Selective neuronal lesions have been utilized in efforts to localize binding sites in rat brain for beta-adrenergic, gamma-aminobutyric acid (GABA), histamine H1 and benzodiazepine receptors. The various receptors respond differentially to lesions both in extent of change and in time course. After kainate lesions in the corpus striatum, benzodiazepine receptors are depleted up to 45% at 45--78 days but are unaffected after 7 days. By contrast striatal GABA receptors are increased at 7 days but depleted at later times. Thus both striatal benzodiazepine and GABA receptors appear to be associated at least in part with intrinsic neurons. In the cerebellum both benzodiazepine and GABA receptors are reduced in kainate treated rats and in Nervous mice, mutants which lack Purkinje cells. The most pronounced dissimilarity between benzodiazepine and GABA receptors occurs in Weaver mice, which selectively lack granule cells and display a 60% reduction in GABA receptors but a 40% augmentation in benzodiazepine receptors. A major portion of cerebellar GABA receptors, therefore, appear to be localized to granule cells. Striatal beta-adrenergic receptors are reduced following intrastriatal kainate injections but are unaffected by cerebral cortex ablation, suggesting an association with intrinsic neurons but not with axon terminals of the corticostriate pathway. While intraventricular injections of 6-hydroxydopamine enhance [3H]dihydroalprenolol binding to beta-adrenergic receptors in the cerebral cortex and hippocampus, such binding is not augmented in the corpus striatum, brain stem, midbrain or thalamus-hypothalamus by this treatment. Moreover, medial forebrain bundle lesions, which destroy ascending adrenergic neurons, fail to alter cerebral cortical or striatal beta-adrenergic receptors. Thus denervation-elicited increases in beta-adrenergic receptors vary with brain region and the type of denervating lesion. Histamine H1-receptors are the most resistant of all to neuronal lesions. In the corpus striatum [3H]mepyramine binding is unaffected by cerebral cortex ablation, nigral injections of 6-hydroxydopamine or brain stem hemisection. In the hippocampus, medial forebrain bundle lesions, intrahippocampal kainate injection, and fimbria and fornix transection largely fail to alter [3H]mepyramine binding. Accordingly, a major portion of these receptors may be associated with nonneuronal elements such as glia or blood vessels.

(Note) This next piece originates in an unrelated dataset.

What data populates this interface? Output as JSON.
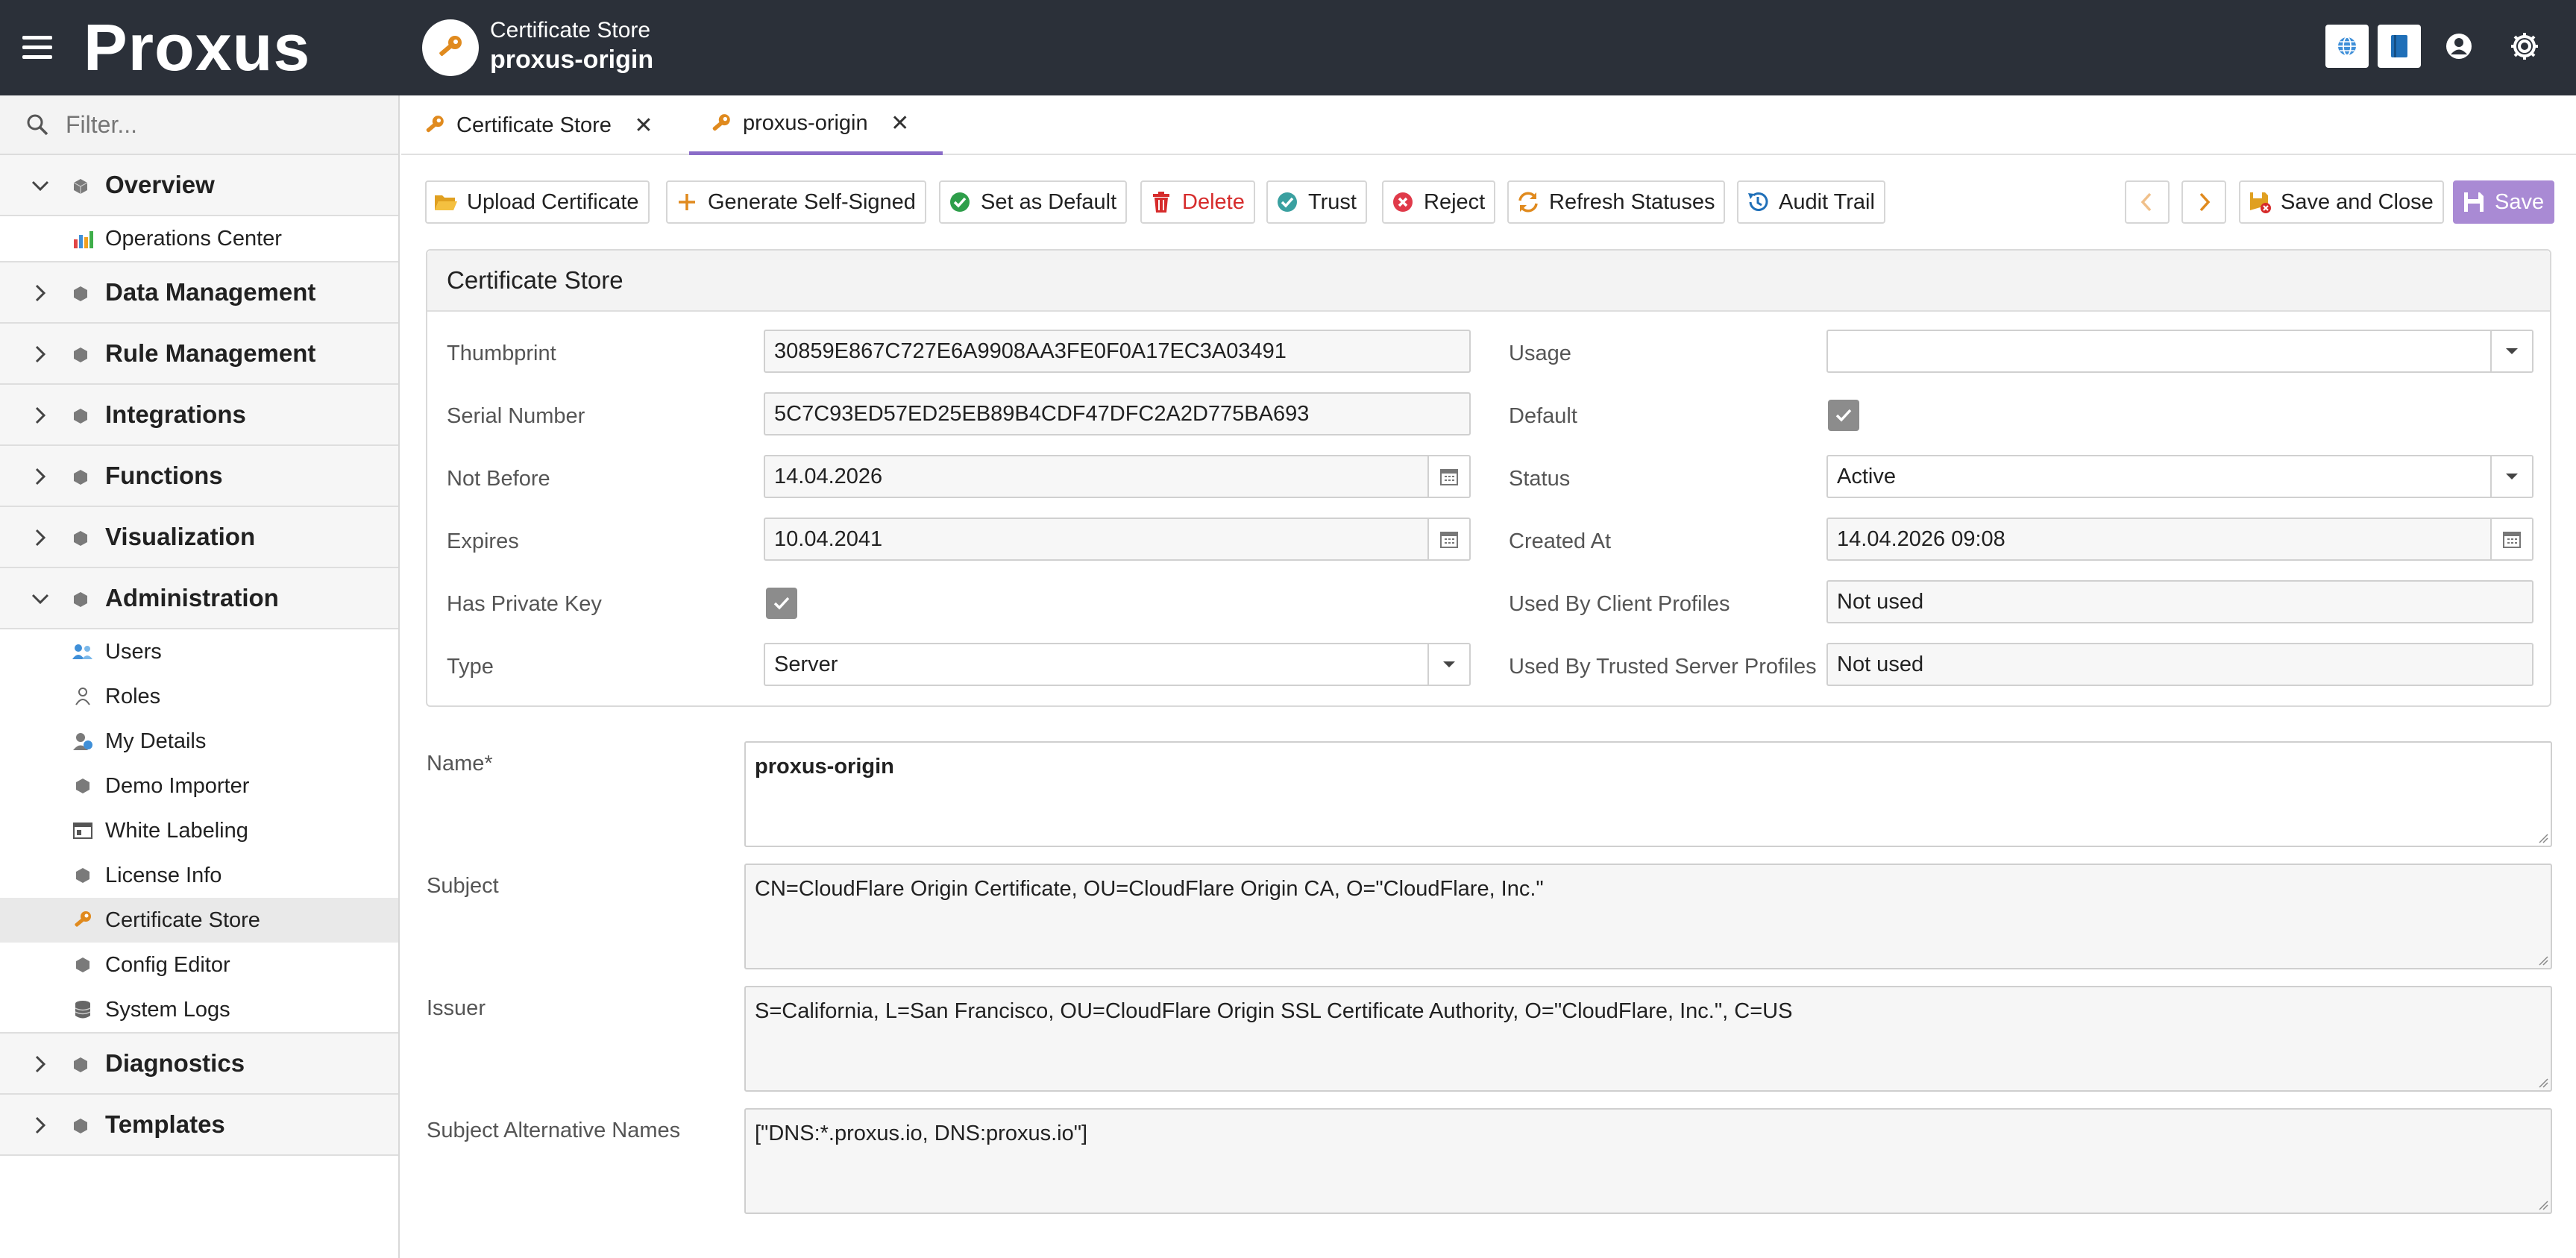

为了在大鼠脑中定位β-肾上腺素能、γ-氨基丁酸(GABA)、组胺H1和苯二氮䓬受体的结合位点,人们利用了选择性神经元损伤。各种受体对损伤的反应在变化程度和时间进程上都有所不同。在纹状体注射海人酸损伤后,苯二氮䓬受体在45 - 78天内减少多达45%,但在7天后不受影响。相比之下,纹状体GABA受体在7天时增加,但在后期减少。因此,纹状体苯二氮䓬受体和GABA受体似乎至少部分与内在神经元相关。在小脑,在接受海人酸处理的大鼠和缺乏浦肯野细胞(Purkinje cells)的突变体Nervous小鼠中,苯二氮䓬受体和GABA受体都减少。苯二氮䓬受体和GABA受体之间最显著的差异出现在Weaver小鼠中,它们选择性地缺乏颗粒细胞,GABA受体减少60%,而苯二氮䓬受体增加40%。因此,小脑的大部分GABA受体似乎定位于颗粒细胞。纹状体内注射海人酸后,纹状体β-肾上腺素能受体减少,但大脑皮质切除对其无影响,这表明它与内在神经元相关,而与皮质纹状体通路的轴突终末无关。虽然脑室内注射6-羟基多巴胺可增强[3H]二氢阿普洛尔与大脑皮质和海马中β-肾上腺素能受体的结合,但这种处理在纹状体、脑干、中脑或丘脑-下丘脑并未增强这种结合。此外,破坏上行肾上腺素能神经元的内侧前脑束损伤,未能改变大脑皮质或纹状体的β-肾上腺素能受体。因此,去神经支配引起的β-肾上腺素能受体增加因脑区和去神经支配损伤的类型而异。组胺H1受体是所有受体中对神经元损伤最具抗性的。在纹状体,[3H]美吡拉敏结合不受大脑皮质切除、黑质注射6-羟基多巴胺或脑干半切的影响。在海马,内侧前脑束损伤、海马内注射海人酸以及穹窿和穹窿柱横断在很大程度上未能改变[3H]美吡拉敏结合。因此,这些受体的大部分可能与非神经元成分如神经胶质或血管相关。